Aristophanes, Peleponez Savaşı’na ara verildiği dönemde, barışın geçici olduğunu bildiğinden Kadınlar Savaşı (Lysistrata) oyununda da barışın savunuculuğunu yapmıştır. Atinalı bir kadın olan Lysistrata (orduları terhis eden, anlamındadır), savaşmakta olan diğer şehirlerden kadınları, barışı getirmek için örgütlemiştir. Kadınlar, “Yunanlıları savaş çılgınlıklarından kurtarmak için” ülke hazinesinin bulunduğu Akropolis’i gele geçirip yönetime el anadolu yakası eskort koyarlar ve cinsel bir greve başlarlar. Erkekler buna tepki gösterip Akropolis’i geri almaya çalışsa da başaramaz. Lysistrata, savaşın nedeni olarak erkekleri suçlar: “Evet, para için, para için bunca gürültü patırtı. Peisandros’un ve daha başka devlet adamlarının kavga çıkarmaları hep para çalmak fırsatını bulmak için değil mi?” (s.337).
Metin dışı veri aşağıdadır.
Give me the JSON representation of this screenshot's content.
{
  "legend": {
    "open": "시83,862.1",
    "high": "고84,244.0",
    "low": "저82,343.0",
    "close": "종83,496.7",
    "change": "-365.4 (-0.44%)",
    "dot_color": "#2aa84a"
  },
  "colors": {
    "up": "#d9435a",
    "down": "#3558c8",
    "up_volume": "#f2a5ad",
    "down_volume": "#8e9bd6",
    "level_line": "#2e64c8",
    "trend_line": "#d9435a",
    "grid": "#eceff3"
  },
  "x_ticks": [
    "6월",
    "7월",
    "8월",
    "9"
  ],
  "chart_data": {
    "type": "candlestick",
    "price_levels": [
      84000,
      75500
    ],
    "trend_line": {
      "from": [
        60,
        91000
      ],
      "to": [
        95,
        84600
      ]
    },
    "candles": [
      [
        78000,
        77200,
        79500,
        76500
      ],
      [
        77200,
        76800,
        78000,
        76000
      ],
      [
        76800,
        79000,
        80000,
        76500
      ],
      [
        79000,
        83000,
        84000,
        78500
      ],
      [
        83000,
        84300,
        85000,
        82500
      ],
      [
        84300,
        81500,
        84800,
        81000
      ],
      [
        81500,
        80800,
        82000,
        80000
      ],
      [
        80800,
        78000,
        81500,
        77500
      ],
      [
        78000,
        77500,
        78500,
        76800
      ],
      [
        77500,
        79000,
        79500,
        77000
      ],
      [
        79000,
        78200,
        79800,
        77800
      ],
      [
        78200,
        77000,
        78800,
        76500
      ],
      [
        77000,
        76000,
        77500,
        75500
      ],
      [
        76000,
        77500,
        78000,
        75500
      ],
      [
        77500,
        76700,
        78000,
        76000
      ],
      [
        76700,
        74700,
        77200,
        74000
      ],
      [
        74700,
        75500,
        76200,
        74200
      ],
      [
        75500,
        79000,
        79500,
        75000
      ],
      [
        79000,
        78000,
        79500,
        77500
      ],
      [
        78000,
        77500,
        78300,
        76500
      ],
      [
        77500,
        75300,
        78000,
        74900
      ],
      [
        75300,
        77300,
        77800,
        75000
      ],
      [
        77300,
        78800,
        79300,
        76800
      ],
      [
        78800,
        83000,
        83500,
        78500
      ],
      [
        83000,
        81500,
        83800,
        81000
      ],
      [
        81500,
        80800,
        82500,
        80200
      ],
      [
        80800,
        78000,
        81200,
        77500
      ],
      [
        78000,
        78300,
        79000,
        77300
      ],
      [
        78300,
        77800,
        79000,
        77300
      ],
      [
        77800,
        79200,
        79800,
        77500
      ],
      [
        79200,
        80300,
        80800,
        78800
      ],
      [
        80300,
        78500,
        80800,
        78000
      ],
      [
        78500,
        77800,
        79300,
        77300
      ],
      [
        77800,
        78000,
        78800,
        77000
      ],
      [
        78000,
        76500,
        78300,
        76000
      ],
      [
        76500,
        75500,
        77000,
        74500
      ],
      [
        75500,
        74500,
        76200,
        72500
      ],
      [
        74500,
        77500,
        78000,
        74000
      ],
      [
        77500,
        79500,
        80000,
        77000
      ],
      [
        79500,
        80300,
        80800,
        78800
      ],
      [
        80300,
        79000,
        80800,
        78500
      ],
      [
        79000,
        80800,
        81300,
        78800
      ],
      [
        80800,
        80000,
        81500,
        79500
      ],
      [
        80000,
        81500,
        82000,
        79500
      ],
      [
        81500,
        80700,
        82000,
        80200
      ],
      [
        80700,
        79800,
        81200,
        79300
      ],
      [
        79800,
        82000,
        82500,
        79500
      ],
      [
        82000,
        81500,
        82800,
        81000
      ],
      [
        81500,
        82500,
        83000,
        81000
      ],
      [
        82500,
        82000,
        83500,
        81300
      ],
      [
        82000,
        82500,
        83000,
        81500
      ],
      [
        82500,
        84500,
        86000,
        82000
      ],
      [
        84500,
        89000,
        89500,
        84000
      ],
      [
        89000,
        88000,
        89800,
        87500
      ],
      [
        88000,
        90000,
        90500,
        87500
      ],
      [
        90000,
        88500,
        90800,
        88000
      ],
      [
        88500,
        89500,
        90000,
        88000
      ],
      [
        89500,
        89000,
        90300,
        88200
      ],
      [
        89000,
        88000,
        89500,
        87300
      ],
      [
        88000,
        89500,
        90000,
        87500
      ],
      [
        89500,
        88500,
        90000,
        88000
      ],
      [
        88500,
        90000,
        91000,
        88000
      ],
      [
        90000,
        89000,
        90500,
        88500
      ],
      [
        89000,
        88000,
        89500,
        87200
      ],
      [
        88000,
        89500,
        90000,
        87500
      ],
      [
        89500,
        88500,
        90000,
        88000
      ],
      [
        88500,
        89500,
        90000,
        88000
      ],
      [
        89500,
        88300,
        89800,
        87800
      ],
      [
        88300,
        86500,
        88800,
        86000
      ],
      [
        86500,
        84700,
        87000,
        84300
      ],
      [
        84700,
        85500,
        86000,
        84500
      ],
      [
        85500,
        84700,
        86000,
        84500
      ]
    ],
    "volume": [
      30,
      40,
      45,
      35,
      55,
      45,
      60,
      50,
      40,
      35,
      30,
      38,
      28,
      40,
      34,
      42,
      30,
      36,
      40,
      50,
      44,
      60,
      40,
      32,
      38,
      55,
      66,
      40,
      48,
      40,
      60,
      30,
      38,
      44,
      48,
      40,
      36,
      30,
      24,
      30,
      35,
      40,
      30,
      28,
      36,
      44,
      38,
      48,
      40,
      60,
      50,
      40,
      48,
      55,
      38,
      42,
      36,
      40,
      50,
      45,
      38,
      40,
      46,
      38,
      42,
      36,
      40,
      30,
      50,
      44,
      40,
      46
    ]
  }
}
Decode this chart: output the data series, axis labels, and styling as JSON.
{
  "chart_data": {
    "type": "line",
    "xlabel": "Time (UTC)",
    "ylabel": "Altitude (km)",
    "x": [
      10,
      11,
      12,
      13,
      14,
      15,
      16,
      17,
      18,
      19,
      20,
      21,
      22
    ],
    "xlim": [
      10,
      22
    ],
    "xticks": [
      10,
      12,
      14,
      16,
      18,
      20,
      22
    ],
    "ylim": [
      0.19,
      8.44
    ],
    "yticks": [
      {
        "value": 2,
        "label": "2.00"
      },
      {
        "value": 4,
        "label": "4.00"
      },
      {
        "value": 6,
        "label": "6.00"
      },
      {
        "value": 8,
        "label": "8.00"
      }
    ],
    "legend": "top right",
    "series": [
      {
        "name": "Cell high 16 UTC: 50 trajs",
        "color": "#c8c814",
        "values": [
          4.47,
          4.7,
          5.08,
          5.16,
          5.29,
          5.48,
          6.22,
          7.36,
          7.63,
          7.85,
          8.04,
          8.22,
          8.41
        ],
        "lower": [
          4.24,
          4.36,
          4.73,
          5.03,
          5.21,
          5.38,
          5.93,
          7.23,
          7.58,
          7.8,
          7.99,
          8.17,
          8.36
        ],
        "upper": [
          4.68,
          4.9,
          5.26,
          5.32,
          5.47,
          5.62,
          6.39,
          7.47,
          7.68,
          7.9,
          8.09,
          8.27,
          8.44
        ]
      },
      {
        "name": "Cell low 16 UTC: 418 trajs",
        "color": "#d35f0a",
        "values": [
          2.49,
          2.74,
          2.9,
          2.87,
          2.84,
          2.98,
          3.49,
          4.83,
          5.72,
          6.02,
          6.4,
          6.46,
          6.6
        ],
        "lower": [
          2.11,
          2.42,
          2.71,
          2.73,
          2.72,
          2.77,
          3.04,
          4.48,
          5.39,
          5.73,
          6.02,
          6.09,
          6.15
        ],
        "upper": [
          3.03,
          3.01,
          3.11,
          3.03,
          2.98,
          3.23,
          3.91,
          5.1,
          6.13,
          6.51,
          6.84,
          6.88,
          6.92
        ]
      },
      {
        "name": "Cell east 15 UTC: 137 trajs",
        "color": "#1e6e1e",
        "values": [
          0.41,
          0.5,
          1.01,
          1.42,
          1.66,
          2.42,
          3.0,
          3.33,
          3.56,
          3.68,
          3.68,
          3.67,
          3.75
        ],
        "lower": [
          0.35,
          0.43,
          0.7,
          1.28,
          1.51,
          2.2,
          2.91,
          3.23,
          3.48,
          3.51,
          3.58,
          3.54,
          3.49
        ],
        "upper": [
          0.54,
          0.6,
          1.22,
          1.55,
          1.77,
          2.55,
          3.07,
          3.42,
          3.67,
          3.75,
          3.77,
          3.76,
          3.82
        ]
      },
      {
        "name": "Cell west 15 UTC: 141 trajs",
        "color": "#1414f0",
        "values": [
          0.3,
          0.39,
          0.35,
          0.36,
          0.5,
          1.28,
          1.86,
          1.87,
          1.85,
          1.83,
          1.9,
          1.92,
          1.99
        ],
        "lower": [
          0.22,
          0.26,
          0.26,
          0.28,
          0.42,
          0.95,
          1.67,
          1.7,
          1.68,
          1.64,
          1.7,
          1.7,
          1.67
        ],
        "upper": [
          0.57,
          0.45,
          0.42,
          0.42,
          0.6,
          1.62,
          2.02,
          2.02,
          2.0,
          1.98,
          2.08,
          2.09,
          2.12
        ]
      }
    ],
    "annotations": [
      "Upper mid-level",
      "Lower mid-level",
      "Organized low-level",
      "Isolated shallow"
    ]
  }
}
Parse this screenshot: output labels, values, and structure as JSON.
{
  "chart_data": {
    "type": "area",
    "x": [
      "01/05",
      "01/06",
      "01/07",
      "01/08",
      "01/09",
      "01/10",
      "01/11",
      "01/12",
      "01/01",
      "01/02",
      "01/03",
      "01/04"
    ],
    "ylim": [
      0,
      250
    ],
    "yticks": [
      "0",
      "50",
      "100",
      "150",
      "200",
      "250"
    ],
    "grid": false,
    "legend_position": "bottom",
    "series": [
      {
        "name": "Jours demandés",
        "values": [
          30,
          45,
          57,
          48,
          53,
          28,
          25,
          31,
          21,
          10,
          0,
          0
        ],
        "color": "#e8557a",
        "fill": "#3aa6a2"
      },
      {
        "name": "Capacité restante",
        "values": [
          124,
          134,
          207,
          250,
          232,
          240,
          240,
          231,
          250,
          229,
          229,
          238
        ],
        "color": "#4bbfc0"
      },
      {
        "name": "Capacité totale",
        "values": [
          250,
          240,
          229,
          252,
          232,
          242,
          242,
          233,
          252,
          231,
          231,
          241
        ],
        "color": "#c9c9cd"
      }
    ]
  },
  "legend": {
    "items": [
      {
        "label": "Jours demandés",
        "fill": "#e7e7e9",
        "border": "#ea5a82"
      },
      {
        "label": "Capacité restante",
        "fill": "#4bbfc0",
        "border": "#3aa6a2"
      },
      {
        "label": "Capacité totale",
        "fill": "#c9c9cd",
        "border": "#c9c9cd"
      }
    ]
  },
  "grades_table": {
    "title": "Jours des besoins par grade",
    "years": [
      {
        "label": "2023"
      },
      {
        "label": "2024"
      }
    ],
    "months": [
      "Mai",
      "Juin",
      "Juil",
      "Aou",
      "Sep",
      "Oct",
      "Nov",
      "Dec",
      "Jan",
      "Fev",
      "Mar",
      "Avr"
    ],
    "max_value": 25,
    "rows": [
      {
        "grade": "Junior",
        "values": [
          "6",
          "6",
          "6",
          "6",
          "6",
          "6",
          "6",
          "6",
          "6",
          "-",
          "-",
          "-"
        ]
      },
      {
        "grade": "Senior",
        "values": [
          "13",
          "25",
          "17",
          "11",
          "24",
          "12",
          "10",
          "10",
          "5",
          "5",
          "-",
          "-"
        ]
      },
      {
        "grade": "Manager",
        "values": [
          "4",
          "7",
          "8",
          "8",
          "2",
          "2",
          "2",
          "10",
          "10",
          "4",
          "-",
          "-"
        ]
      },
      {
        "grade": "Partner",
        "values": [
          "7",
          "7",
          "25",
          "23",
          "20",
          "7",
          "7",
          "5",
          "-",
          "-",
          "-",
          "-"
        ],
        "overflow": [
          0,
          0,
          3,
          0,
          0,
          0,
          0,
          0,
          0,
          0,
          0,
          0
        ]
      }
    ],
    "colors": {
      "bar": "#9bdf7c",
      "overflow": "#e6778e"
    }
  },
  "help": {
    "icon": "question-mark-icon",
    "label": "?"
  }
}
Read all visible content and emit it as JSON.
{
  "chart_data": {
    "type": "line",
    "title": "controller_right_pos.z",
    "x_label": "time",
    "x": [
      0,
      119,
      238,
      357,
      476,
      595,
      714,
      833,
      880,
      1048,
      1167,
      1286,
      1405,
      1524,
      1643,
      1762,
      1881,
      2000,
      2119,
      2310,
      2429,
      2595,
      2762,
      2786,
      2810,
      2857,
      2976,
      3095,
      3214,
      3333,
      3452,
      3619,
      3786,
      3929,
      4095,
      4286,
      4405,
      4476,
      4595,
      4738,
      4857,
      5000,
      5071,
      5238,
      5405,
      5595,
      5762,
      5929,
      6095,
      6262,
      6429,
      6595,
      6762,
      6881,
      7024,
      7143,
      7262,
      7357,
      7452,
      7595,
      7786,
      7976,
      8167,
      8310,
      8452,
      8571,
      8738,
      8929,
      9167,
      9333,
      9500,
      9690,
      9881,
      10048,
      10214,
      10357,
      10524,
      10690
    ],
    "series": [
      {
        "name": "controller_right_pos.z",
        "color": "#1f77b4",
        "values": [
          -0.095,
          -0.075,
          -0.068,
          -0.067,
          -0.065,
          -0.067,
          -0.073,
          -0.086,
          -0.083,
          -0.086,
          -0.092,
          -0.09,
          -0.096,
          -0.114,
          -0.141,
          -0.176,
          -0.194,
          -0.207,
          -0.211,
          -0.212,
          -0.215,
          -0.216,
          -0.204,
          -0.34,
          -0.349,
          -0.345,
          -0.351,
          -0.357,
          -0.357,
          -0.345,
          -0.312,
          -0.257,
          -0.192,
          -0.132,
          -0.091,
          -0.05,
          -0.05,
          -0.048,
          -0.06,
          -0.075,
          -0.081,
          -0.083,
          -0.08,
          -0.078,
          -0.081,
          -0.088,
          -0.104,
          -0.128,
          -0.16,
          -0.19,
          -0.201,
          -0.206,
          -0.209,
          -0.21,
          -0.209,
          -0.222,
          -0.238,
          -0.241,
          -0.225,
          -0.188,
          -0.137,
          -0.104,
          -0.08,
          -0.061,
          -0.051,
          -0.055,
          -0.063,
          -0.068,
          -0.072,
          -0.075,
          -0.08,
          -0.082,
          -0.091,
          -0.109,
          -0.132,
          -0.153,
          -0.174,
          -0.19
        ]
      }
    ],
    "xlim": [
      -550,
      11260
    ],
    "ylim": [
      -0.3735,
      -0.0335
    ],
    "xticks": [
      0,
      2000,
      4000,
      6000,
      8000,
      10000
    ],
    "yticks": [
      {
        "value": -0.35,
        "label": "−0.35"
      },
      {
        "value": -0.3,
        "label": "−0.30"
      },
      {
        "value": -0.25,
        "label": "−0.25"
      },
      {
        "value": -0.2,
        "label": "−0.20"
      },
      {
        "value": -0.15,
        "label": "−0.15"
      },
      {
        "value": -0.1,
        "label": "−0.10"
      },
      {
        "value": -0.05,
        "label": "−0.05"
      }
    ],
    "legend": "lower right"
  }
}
Aristophanes, demokrasinin en erken çağında sanatın hem haz verme hem de düşündürme niteliğini en özgün biçimde kullanmayı bilmiş bir sanatçıdır ve bu tutumuyla da geleceğin sanatçılarına yol gösterecek bir yerde durmaktadır. Elbette ki barış sadece savaş içinde olmama durumu değildir; ancak insanın kendisini özgürce gerçekleştirebileceği hallerdir. Sanatçının görevi ve sanatın işlevi, hem savaş halini dönüştürmeye hem de insanın kendini gerçekleştirme olanaklarını ortaya serme becerisidir.
1 Aristophanes (2010). Kömürcüler, (Eşekarıları, Kadınlar Savaşı ve Diğer Oyunlar) Çev. Sabahattin Eyüboğlu, Azra Erhat, İstanbul: İş Bankası Kültür Yayınları.